Conversely, when attachment relationships are characterized by a lack of attunement, sensitivity, responsiveness and ability of the caregiver to regulate their own emotions or affect, the infant is required to adopt strategies that evoke attention from the caregiver to attend to their needs. Two distinct patterns emerge when infant-parent relationships lack secure functioning; Infants demonstrate either avoidant or ambivalent/resistant behaviors with their parent/s. These two behavioral patterns are broadly termed insecure or non-secure attachment. As the strategies this infant adopts are adaptive and lead to some sense of protection even if not optimal, they are useful and often productive strategies. However, these strategies take energy so are metabolically expensive which can lead to less expendable energy in desired areas such as learning or exploring the world. People with non-secure attachment strategies also tend to have difficulty being alone with their thoughts and exploring their inner world so tend toward distraction or thought rumination instead of turning inward to consider their own thoughts, beliefs and feelings. In the non-secure relational patterns, the need to explore is obstructed as the child remains more focused on the need to maintain protection and manage affective states that the parent/s is not attending to. 

 

It is important to note that in the non-secure dyads, the parent/caregiver has tremendous love for their baby but are limited in providing attunement and sensitivity to their child due to the way that they were parented as they only have their own experiences to serve as their caregiving representations. Research has found that parents with these experiences can learn appropriate ways of interacting with their infant/child with help in developing some understanding/resolution of their suboptimal attachment relationships with their caregivers enabling their child to develop security in their relationship. 

 

Secure and non-secure are both organized strategies meaning that there is some predictability or strategy to gain affect regulation or re-integrate/organize the self. In circumstances when the parent/caregiver has experienced trauma that is not resolved or struggles with significant dysregulation themselves prohibiting them from engaging in attuned and contingent interactions with their child, the child cannot use the parent to help them regulate their immature nervous system leaving them without effective strategies for regaining regulation also referred to as organization or integration. Infants that display a lack of strategy to gain proximity to a caregiver are referred to as disorganized/dysregulated.
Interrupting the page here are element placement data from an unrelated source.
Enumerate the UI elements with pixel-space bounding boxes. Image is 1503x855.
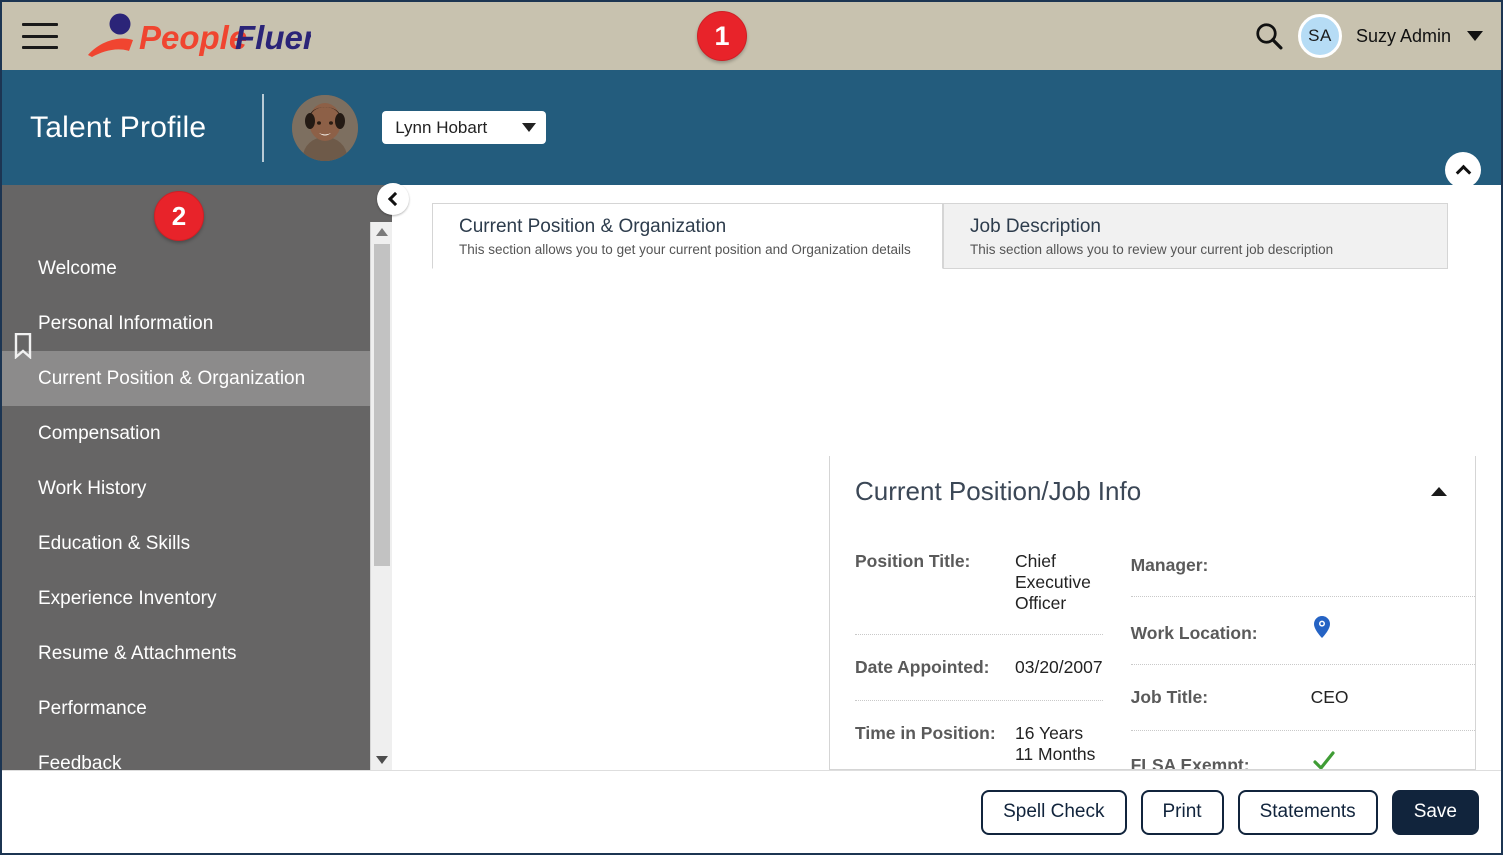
scrollbar-thumb[interactable] <box>374 244 390 566</box>
logo-mark: People Fluent <box>88 13 311 57</box>
tab-title: Current Position & Organization <box>459 216 727 237</box>
sidebar-collapse-button[interactable] <box>377 183 409 215</box>
sidebar-item-label: Welcome <box>38 257 117 279</box>
step-badge-1: 1 <box>697 11 747 61</box>
tab-subtitle: This section allows you to get your curr… <box>459 242 911 257</box>
scroll-up-button[interactable] <box>371 222 392 242</box>
sidebar-item-welcome[interactable]: Welcome <box>2 241 370 296</box>
right-field-column: Manager: Work Location: Job Title: CEO F… <box>1130 529 1475 770</box>
field-grid: Position Title: Chief Executive Officer … <box>830 517 1475 770</box>
sidebar-navigation: 2 Welcome Personal Information Current P… <box>2 183 409 774</box>
talent-profile-header: Talent Profile Lynn Hobart <box>2 70 1501 185</box>
top-bar-right-group: SA Suzy Admin <box>1254 14 1501 58</box>
sidebar-item-label: Performance <box>38 697 147 719</box>
field-label: FLSA Exempt: <box>1130 755 1250 770</box>
chevron-up-icon <box>1455 164 1471 180</box>
header-collapse-button[interactable] <box>1445 152 1481 188</box>
field-label: Time in Position: <box>855 723 996 743</box>
svg-text:Fluent: Fluent <box>235 19 311 56</box>
field-value: 03/20/2007 <box>1015 657 1103 677</box>
green-check-icon <box>1301 731 1335 769</box>
sidebar-item-label: Education & Skills <box>38 532 191 554</box>
sidebar-item-experience-inventory[interactable]: Experience Inventory <box>2 571 370 626</box>
top-navigation-bar: People Fluent 1 SA Suzy Admin <box>2 2 1501 70</box>
sidebar-item-label: Work History <box>38 477 147 499</box>
sidebar-item-work-history[interactable]: Work History <box>2 461 370 516</box>
tab-subtitle: This section allows you to review your c… <box>970 242 1334 257</box>
user-name-label: Suzy Admin <box>1355 25 1451 46</box>
save-button[interactable]: Save <box>1391 789 1479 835</box>
spell-check-button[interactable]: Spell Check <box>981 789 1127 835</box>
field-value: CEO <box>1310 687 1349 707</box>
field-row-flsa-exempt: FLSA Exempt: <box>1130 731 1475 770</box>
field-label: Date Appointed: <box>855 657 990 677</box>
section-title: Current Position/Job Info <box>855 476 1142 506</box>
employee-selector-value: Lynn Hobart <box>395 117 488 137</box>
field-row-position-title: Position Title: Chief Executive Officer <box>855 529 1103 635</box>
svg-text:People: People <box>139 19 247 56</box>
tab-current-position-and-organization[interactable]: Current Position & Organization This sec… <box>432 203 943 269</box>
employee-selector[interactable]: Lynn Hobart <box>382 111 547 144</box>
field-row-manager: Manager: <box>1130 529 1475 597</box>
chevron-left-icon <box>387 191 403 207</box>
statements-button[interactable]: Statements <box>1237 789 1378 835</box>
avatar[interactable]: SA <box>1297 14 1342 58</box>
triangle-down-icon <box>375 756 388 764</box>
employee-photo <box>292 94 359 161</box>
field-label: Work Location: <box>1130 623 1258 643</box>
sidebar-item-compensation[interactable]: Compensation <box>2 406 370 461</box>
hamburger-menu-icon[interactable] <box>22 23 58 49</box>
sidebar-item-label: Personal Information <box>38 312 214 334</box>
field-label: Job Title: <box>1130 687 1209 707</box>
field-row-job-title: Job Title: CEO <box>1130 665 1475 731</box>
search-icon[interactable] <box>1254 21 1284 51</box>
tab-bar: Current Position & Organization This sec… <box>392 185 1501 269</box>
scroll-down-button[interactable] <box>371 750 392 770</box>
field-row-work-location: Work Location: <box>1130 597 1475 665</box>
triangle-up-icon <box>375 228 388 236</box>
sidebar-item-list: Welcome Personal Information Current Pos… <box>2 241 370 791</box>
tab-title: Job Description <box>970 216 1101 237</box>
sidebar-item-education-and-skills[interactable]: Education & Skills <box>2 516 370 571</box>
section-collapse-toggle-icon[interactable] <box>1431 487 1447 496</box>
print-button[interactable]: Print <box>1140 789 1224 835</box>
field-row-time-in-position: Time in Position: 16 Years 11 Months <box>855 701 1103 769</box>
page-title: Talent Profile <box>30 110 207 144</box>
step-badge-2: 2 <box>154 191 204 241</box>
main-content-area: Current Position & Organization This sec… <box>392 185 1501 770</box>
field-value <box>1301 529 1311 571</box>
sidebar-item-current-position-and-organization[interactable]: Current Position & Organization <box>2 333 370 406</box>
left-field-column: Position Title: Chief Executive Officer … <box>855 529 1103 769</box>
sidebar-item-label: Compensation <box>38 422 161 444</box>
header-divider <box>262 93 265 162</box>
sidebar-item-label: Experience Inventory <box>38 587 217 609</box>
sidebar-scrollbar[interactable] <box>370 222 392 770</box>
tab-job-description[interactable]: Job Description This section allows you … <box>943 203 1448 269</box>
footer-action-bar: Spell Check Print Statements Save <box>2 770 1501 853</box>
field-label: Position Title: <box>855 551 971 571</box>
sidebar-item-performance[interactable]: Performance <box>2 681 370 736</box>
current-position-job-info-section: Current Position/Job Info Position Title… <box>829 456 1476 770</box>
field-label: Manager: <box>1130 555 1209 575</box>
section-header: Current Position/Job Info <box>830 456 1475 517</box>
field-value: Chief Executive Officer <box>1015 551 1091 613</box>
chevron-down-icon <box>522 123 537 132</box>
sidebar-item-resume-and-attachments[interactable]: Resume & Attachments <box>2 626 370 681</box>
field-value: 16 Years 11 Months <box>1015 723 1096 764</box>
bookmark-icon <box>14 333 32 359</box>
application-window: People Fluent 1 SA Suzy Admin Talent Pro… <box>0 0 1503 855</box>
peoplefluent-logo[interactable]: People Fluent <box>83 12 311 60</box>
chevron-down-icon[interactable] <box>1467 31 1483 41</box>
sidebar-item-label: Current Position & Organization <box>38 367 306 389</box>
sidebar-item-personal-information[interactable]: Personal Information <box>2 296 370 351</box>
field-row-date-appointed: Date Appointed: 03/20/2007 <box>855 635 1103 701</box>
map-pin-icon[interactable] <box>1301 597 1331 644</box>
sidebar-item-label: Resume & Attachments <box>38 642 237 664</box>
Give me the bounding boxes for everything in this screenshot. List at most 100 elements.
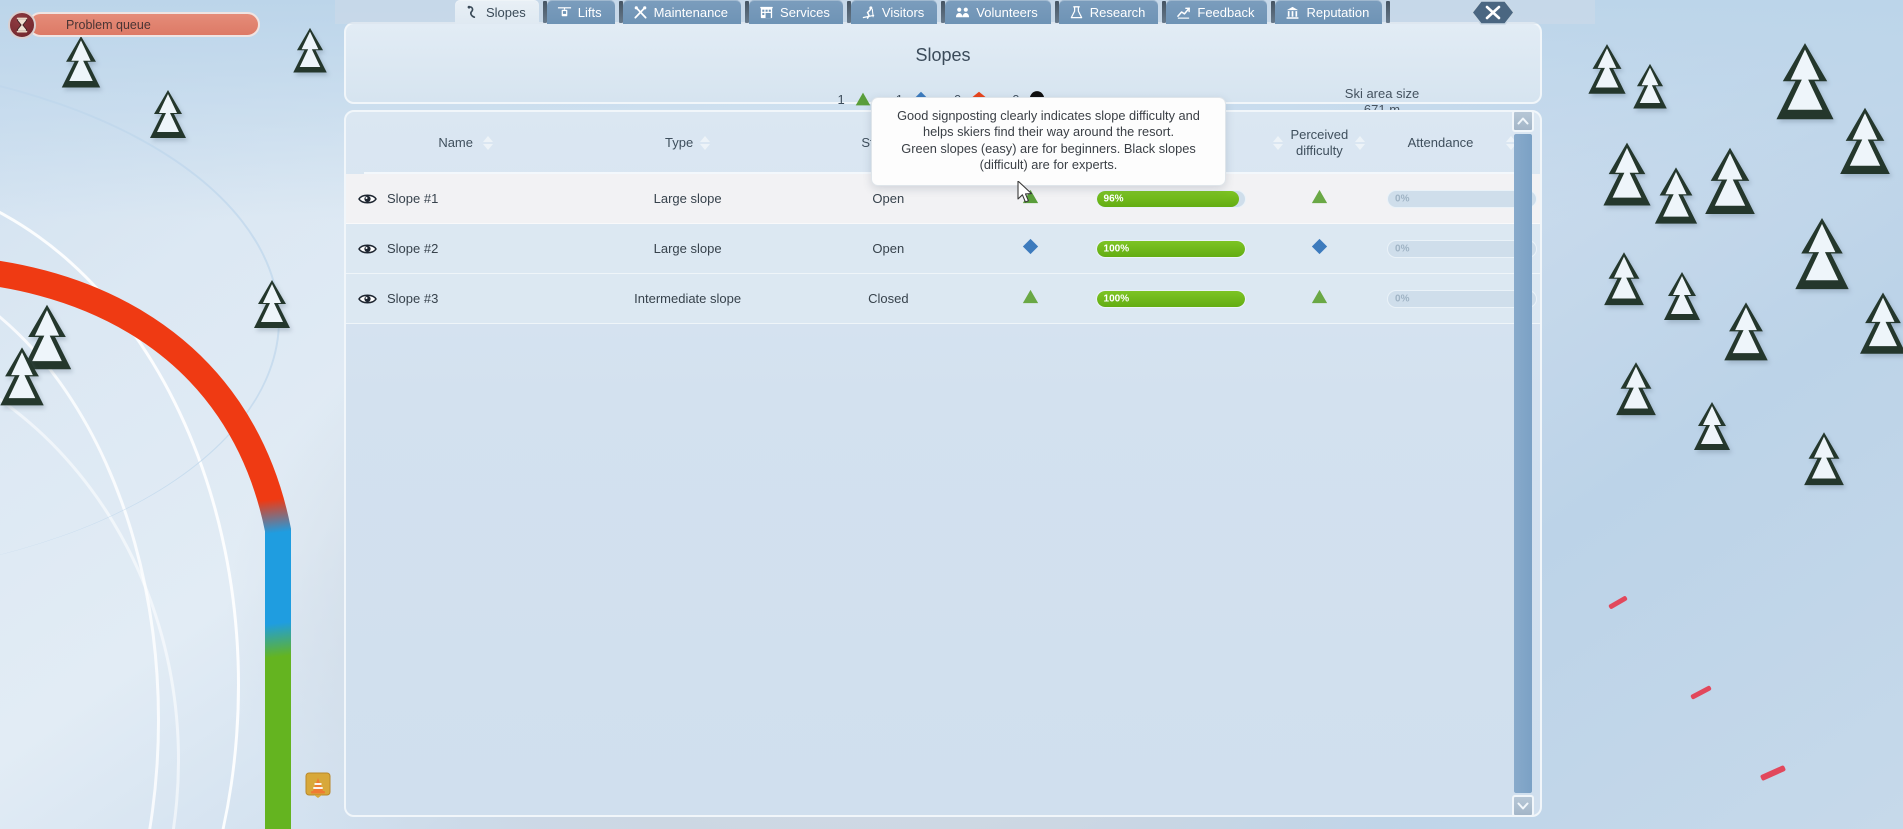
tooltip-line-1: Good signposting clearly indicates slope… — [897, 108, 1200, 123]
eye-icon[interactable] — [358, 292, 377, 306]
hourglass-icon — [8, 11, 36, 39]
tab-feedback-label: Feedback — [1197, 4, 1255, 20]
tab-slopes[interactable]: Slopes — [455, 0, 539, 24]
cell-perceived-difficulty — [1255, 236, 1384, 262]
sort-arrows-type[interactable] — [700, 136, 711, 150]
pine-tree — [1800, 430, 1848, 494]
tab-services[interactable]: Services — [749, 0, 843, 24]
slope-name: Slope #3 — [387, 291, 439, 306]
attendance-value: 0% — [1395, 193, 1410, 204]
page-title: Slopes — [915, 45, 971, 65]
building-icon — [759, 5, 774, 20]
problem-queue[interactable]: Problem queue — [8, 11, 260, 39]
column-header-type-label: Type — [665, 135, 694, 151]
signposting-value: 100% — [1103, 293, 1130, 304]
scrollbar-thumb[interactable] — [1514, 134, 1532, 793]
cell-signposting: 100% — [1086, 289, 1254, 308]
cell-signposting: 96% — [1086, 189, 1254, 208]
tab-maintenance-label: Maintenance — [653, 4, 729, 20]
cell-status: Open — [872, 241, 905, 256]
ski-area-size-label: Ski area size — [1344, 86, 1420, 101]
pine-tree — [1690, 400, 1734, 458]
green-triangle-icon — [1309, 186, 1330, 212]
column-header-attendance-label: Attendance — [1407, 135, 1474, 151]
problem-queue-bar[interactable]: Problem queue — [28, 12, 260, 37]
eye-icon[interactable] — [358, 242, 377, 256]
slope-icon — [465, 5, 480, 20]
tab-separator — [1386, 1, 1391, 23]
pine-tree — [1790, 215, 1854, 301]
table-row[interactable]: Slope #3 Intermediate slope Closed 100% — [346, 274, 1540, 324]
tooltip-line-3: Green slopes (easy) are for beginners. B… — [901, 140, 1196, 156]
tab-lifts[interactable]: Lifts — [546, 0, 615, 24]
column-header-type[interactable]: Type — [573, 135, 802, 151]
cell-type: Large slope — [653, 191, 722, 206]
green-triangle-icon — [1020, 286, 1041, 312]
cell-name[interactable]: Slope #2 — [346, 241, 573, 256]
scroll-down-button[interactable] — [1512, 795, 1534, 817]
pine-tree — [1660, 270, 1704, 328]
people-icon — [955, 5, 970, 20]
tab-research[interactable]: Research — [1058, 0, 1159, 24]
sort-arrows-perceived[interactable] — [1355, 136, 1366, 150]
column-header-perceived-difficulty[interactable]: Perceived difficulty — [1255, 127, 1384, 158]
tab-reputation[interactable]: Reputation — [1275, 0, 1383, 24]
colored-slope-track — [0, 260, 291, 829]
difficulty-count-green[interactable]: 1 — [838, 88, 874, 110]
cell-difficulty[interactable] — [975, 186, 1087, 212]
pine-tree — [1612, 360, 1660, 424]
signposting-bar: 96% — [1095, 189, 1246, 208]
pine-tree — [1720, 300, 1772, 370]
signposting-bar: 100% — [1095, 289, 1246, 308]
tab-visitors[interactable]: Visitors — [850, 0, 938, 24]
column-header-perceived-line1: Perceived — [1290, 127, 1349, 143]
column-header-name-label: Name — [438, 135, 473, 151]
piste-marker-pole — [1759, 764, 1787, 782]
cell-perceived-difficulty — [1255, 186, 1384, 212]
column-header-perceived-line2: difficulty — [1295, 143, 1343, 158]
problem-queue-label: Problem queue — [66, 17, 151, 32]
chart-up-icon — [1176, 5, 1191, 20]
blue-diamond-icon — [1309, 236, 1330, 262]
lift-icon — [557, 5, 572, 20]
cell-name[interactable]: Slope #1 — [346, 191, 573, 206]
tab-feedback[interactable]: Feedback — [1166, 0, 1268, 24]
cell-name[interactable]: Slope #3 — [346, 291, 573, 306]
table-row[interactable]: Slope #2 Large slope Open 100% 0% — [346, 224, 1540, 274]
monument-icon — [1285, 5, 1300, 20]
panel-header: Slopes 1 1 0 0 — [344, 22, 1542, 117]
cell-perceived-difficulty — [1255, 286, 1384, 312]
tab-services-label: Services — [780, 4, 830, 20]
cell-difficulty[interactable] — [975, 236, 1087, 262]
cell-status: Open — [872, 191, 905, 206]
attendance-value: 0% — [1395, 293, 1410, 304]
pine-tree — [1600, 250, 1648, 314]
tab-volunteers[interactable]: Volunteers — [945, 0, 1051, 24]
signposting-tooltip: Good signposting clearly indicates slope… — [871, 97, 1226, 186]
traffic-cone-marker[interactable] — [305, 772, 331, 802]
tab-lifts-label: Lifts — [577, 4, 602, 20]
main-tab-bar[interactable]: Slopes Lifts Maintenance Services Visito… — [0, 0, 1903, 26]
close-window-button[interactable] — [1471, 0, 1515, 25]
tooltip-line-4: (difficult) are for experts. — [979, 157, 1118, 173]
scroll-up-button[interactable] — [1512, 110, 1534, 132]
slope-name: Slope #1 — [387, 191, 439, 206]
cell-status: Closed — [868, 291, 909, 306]
tab-research-label: Research — [1089, 4, 1146, 20]
tab-visitors-label: Visitors — [881, 4, 925, 20]
slopes-table-panel: Name Type Status Difficulty Signposting — [344, 110, 1542, 817]
cell-difficulty[interactable] — [975, 286, 1087, 312]
green-triangle-icon — [1309, 286, 1330, 312]
panel-scrollbar[interactable] — [1512, 110, 1534, 817]
blue-diamond-icon — [1020, 236, 1041, 262]
signposting-value: 96% — [1103, 193, 1124, 204]
sort-arrows-name[interactable] — [483, 136, 493, 150]
cell-signposting: 100% — [1086, 239, 1254, 258]
tab-separator — [618, 1, 623, 23]
eye-icon[interactable] — [358, 192, 377, 206]
sort-arrows-perceived-left[interactable] — [1273, 136, 1284, 150]
tab-maintenance[interactable]: Maintenance — [622, 0, 742, 24]
tab-volunteers-label: Volunteers — [976, 4, 1038, 20]
column-header-name[interactable]: Name — [346, 135, 573, 151]
signposting-value: 100% — [1103, 243, 1130, 254]
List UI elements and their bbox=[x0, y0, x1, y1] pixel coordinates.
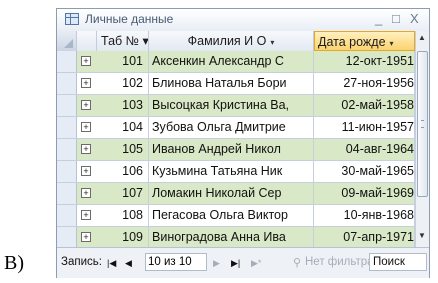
cell-fio[interactable]: Кузьмина Татьяна Ник bbox=[149, 161, 314, 182]
restore-button[interactable]: □ bbox=[392, 11, 400, 26]
cell-birth-date[interactable]: 04-авг-1964 bbox=[314, 139, 415, 160]
datasheet-grid: Таб № ▾ Фамилия И О ▾ Дата рожде ▾ + 101 А… bbox=[57, 31, 415, 247]
table-row[interactable]: + 102 Блинова Наталья Бори 27-ноя-1956 bbox=[57, 73, 415, 95]
expand-icon[interactable]: + bbox=[81, 56, 91, 66]
table-row[interactable]: + 101 Аксенкин Александр С 12-окт-1951 bbox=[57, 51, 415, 73]
cell-tab-no[interactable]: 108 bbox=[97, 205, 149, 226]
select-all-corner[interactable] bbox=[57, 31, 77, 51]
column-header-fio-label: Фамилия И О bbox=[187, 34, 267, 48]
cell-fio[interactable]: Виноградова Анна Ива bbox=[149, 227, 314, 247]
cell-tab-no[interactable]: 103 bbox=[97, 95, 149, 116]
cell-tab-no[interactable]: 107 bbox=[97, 183, 149, 204]
cell-tab-no[interactable]: 101 bbox=[97, 51, 149, 72]
search-input[interactable]: Поиск bbox=[369, 253, 427, 271]
prev-record-icon[interactable]: ◀ bbox=[125, 258, 132, 269]
expand-icon[interactable]: + bbox=[81, 188, 91, 198]
cell-birth-date[interactable]: 30-май-1965 bbox=[314, 161, 415, 182]
cell-birth-date[interactable]: 02-май-1958 bbox=[314, 95, 415, 116]
chevron-down-icon[interactable]: ▾ bbox=[270, 38, 274, 47]
cell-birth-date[interactable]: 10-янв-1968 bbox=[314, 205, 415, 226]
cell-tab-no[interactable]: 106 bbox=[97, 161, 149, 182]
first-record-icon[interactable]: |◀ bbox=[107, 258, 116, 269]
record-position-input[interactable]: 10 из 10 bbox=[145, 253, 207, 271]
row-selector[interactable] bbox=[57, 161, 77, 182]
cell-birth-date[interactable]: 27-ноя-1956 bbox=[314, 73, 415, 94]
scroll-up-icon[interactable]: ▲ bbox=[418, 33, 426, 42]
expand-icon[interactable]: + bbox=[81, 166, 91, 176]
table-row[interactable]: + 103 Высоцкая Кристина Ва, 02-май-1958 bbox=[57, 95, 415, 117]
cell-birth-date[interactable]: 11-июн-1957 bbox=[314, 117, 415, 138]
row-selector[interactable] bbox=[57, 95, 77, 116]
expand-icon[interactable]: + bbox=[81, 210, 91, 220]
record-label: Запись: bbox=[61, 256, 102, 268]
cell-fio[interactable]: Аксенкин Александр С bbox=[149, 51, 314, 72]
table-row[interactable]: + 107 Ломакин Николай Сер 09-май-1969 bbox=[57, 183, 415, 205]
title-bar[interactable]: Личные данные _ □ X bbox=[57, 9, 429, 32]
window-title: Личные данные bbox=[85, 12, 174, 26]
figure-caption: В) bbox=[4, 252, 24, 274]
expand-icon[interactable]: + bbox=[81, 232, 91, 242]
table-row[interactable]: + 108 Пегасова Ольга Виктор 10-янв-1968 bbox=[57, 205, 415, 227]
column-header-birth-label: Дата рожде bbox=[318, 35, 386, 49]
column-header-tab-no[interactable]: Таб № ▾ bbox=[97, 31, 149, 51]
column-header-row: Таб № ▾ Фамилия И О ▾ Дата рожде ▾ bbox=[57, 31, 415, 52]
new-record-nav-icon[interactable]: ▶* bbox=[251, 258, 261, 269]
table-row[interactable]: + 105 Иванов Андрей Никол 04-авг-1964 bbox=[57, 139, 415, 161]
column-header-tab-no-label: Таб № ▾ bbox=[101, 34, 149, 48]
vertical-scrollbar[interactable]: ▲ ▼ bbox=[415, 31, 429, 247]
cell-tab-no[interactable]: 104 bbox=[97, 117, 149, 138]
cell-fio[interactable]: Иванов Андрей Никол bbox=[149, 139, 314, 160]
cell-fio[interactable]: Пегасова Ольга Виктор bbox=[149, 205, 314, 226]
chevron-down-icon[interactable]: ▾ bbox=[390, 39, 394, 48]
row-selector[interactable] bbox=[57, 205, 77, 226]
expand-icon[interactable]: + bbox=[81, 78, 91, 88]
cell-tab-no[interactable]: 102 bbox=[97, 73, 149, 94]
last-record-icon[interactable]: ▶| bbox=[231, 258, 240, 269]
cell-birth-date[interactable]: 07-апр-1971 bbox=[314, 227, 415, 247]
row-selector[interactable] bbox=[57, 51, 77, 72]
row-selector[interactable] bbox=[57, 117, 77, 138]
cell-tab-no[interactable]: 105 bbox=[97, 139, 149, 160]
column-header-birth-date[interactable]: Дата рожде ▾ bbox=[314, 31, 415, 51]
row-selector[interactable] bbox=[57, 183, 77, 204]
cell-fio[interactable]: Блинова Наталья Бори bbox=[149, 73, 314, 94]
scroll-thumb[interactable] bbox=[417, 51, 428, 197]
datasheet-window: Личные данные _ □ X Таб № ▾ Фамилия И О ▾… bbox=[56, 8, 430, 278]
next-record-icon[interactable]: ▶ bbox=[213, 258, 220, 269]
table-row[interactable]: + 106 Кузьмина Татьяна Ник 30-май-1965 bbox=[57, 161, 415, 183]
expand-column-header bbox=[77, 31, 97, 51]
row-selector[interactable] bbox=[57, 227, 77, 247]
table-icon bbox=[65, 13, 79, 25]
close-button[interactable]: X bbox=[410, 11, 419, 26]
cell-birth-date[interactable]: 09-май-1969 bbox=[314, 183, 415, 204]
no-filter-button[interactable]: Нет фильтра bbox=[305, 256, 374, 268]
row-selector[interactable] bbox=[57, 73, 77, 94]
cell-fio[interactable]: Зубова Ольга Дмитрие bbox=[149, 117, 314, 138]
cell-birth-date[interactable]: 12-окт-1951 bbox=[314, 51, 415, 72]
row-selector[interactable] bbox=[57, 139, 77, 160]
cell-tab-no[interactable]: 109 bbox=[97, 227, 149, 247]
cell-fio[interactable]: Высоцкая Кристина Ва, bbox=[149, 95, 314, 116]
scroll-down-icon[interactable]: ▼ bbox=[418, 231, 426, 240]
table-row[interactable]: + 104 Зубова Ольга Дмитрие 11-июн-1957 bbox=[57, 117, 415, 139]
cell-fio[interactable]: Ломакин Николай Сер bbox=[149, 183, 314, 204]
table-row[interactable]: + 109 Виноградова Анна Ива 07-апр-1971 bbox=[57, 227, 415, 247]
record-navigation-bar: Запись: |◀ ◀ 10 из 10 ▶ ▶| ▶* ⚲ Нет филь… bbox=[57, 247, 429, 278]
filter-icon: ⚲ bbox=[293, 257, 302, 269]
expand-icon[interactable]: + bbox=[81, 100, 91, 110]
expand-icon[interactable]: + bbox=[81, 144, 91, 154]
column-header-fio[interactable]: Фамилия И О ▾ bbox=[149, 31, 314, 51]
expand-icon[interactable]: + bbox=[81, 122, 91, 132]
minimize-button[interactable]: _ bbox=[375, 11, 382, 26]
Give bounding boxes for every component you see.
Research has shown that infants and children in this category without therapeutic intervention have higher rates of psychopathology (lack of ability to regulate affect) in adolescents and adulthood. However, numerous studies of children who display disorganization/dysregulation benefit greatly when parents learn to regulate themselves with more frequency allowing them to predictably engage with attunement and sensitivity to their child’s needs.

 

Decades of research has shown that non-secure attachment strategies are quite stable throughout the lifetime but can be altered with intervention of an attuned, sensitive, consistent adult such as a therapist teacher, mentor or romantic partner. As a therapist with extensive training in attachment, I often help people explore their strategies (ability to regulate) to examine how well the strategies are working for them at this stage of their lives as the strategies that we adopt in childhood are effective with our parents, they can-and often are, maladaptive or not functioning well in our peer or adult relationships. If in our exploration of our attachment strategies we find that our ability to regulate (integrate) is sub-optimal, we work collaboratively to identify specific ways to attain more optimal regulation promoting greater flexibility and balance in our nervous system as well as more satisfying relationships.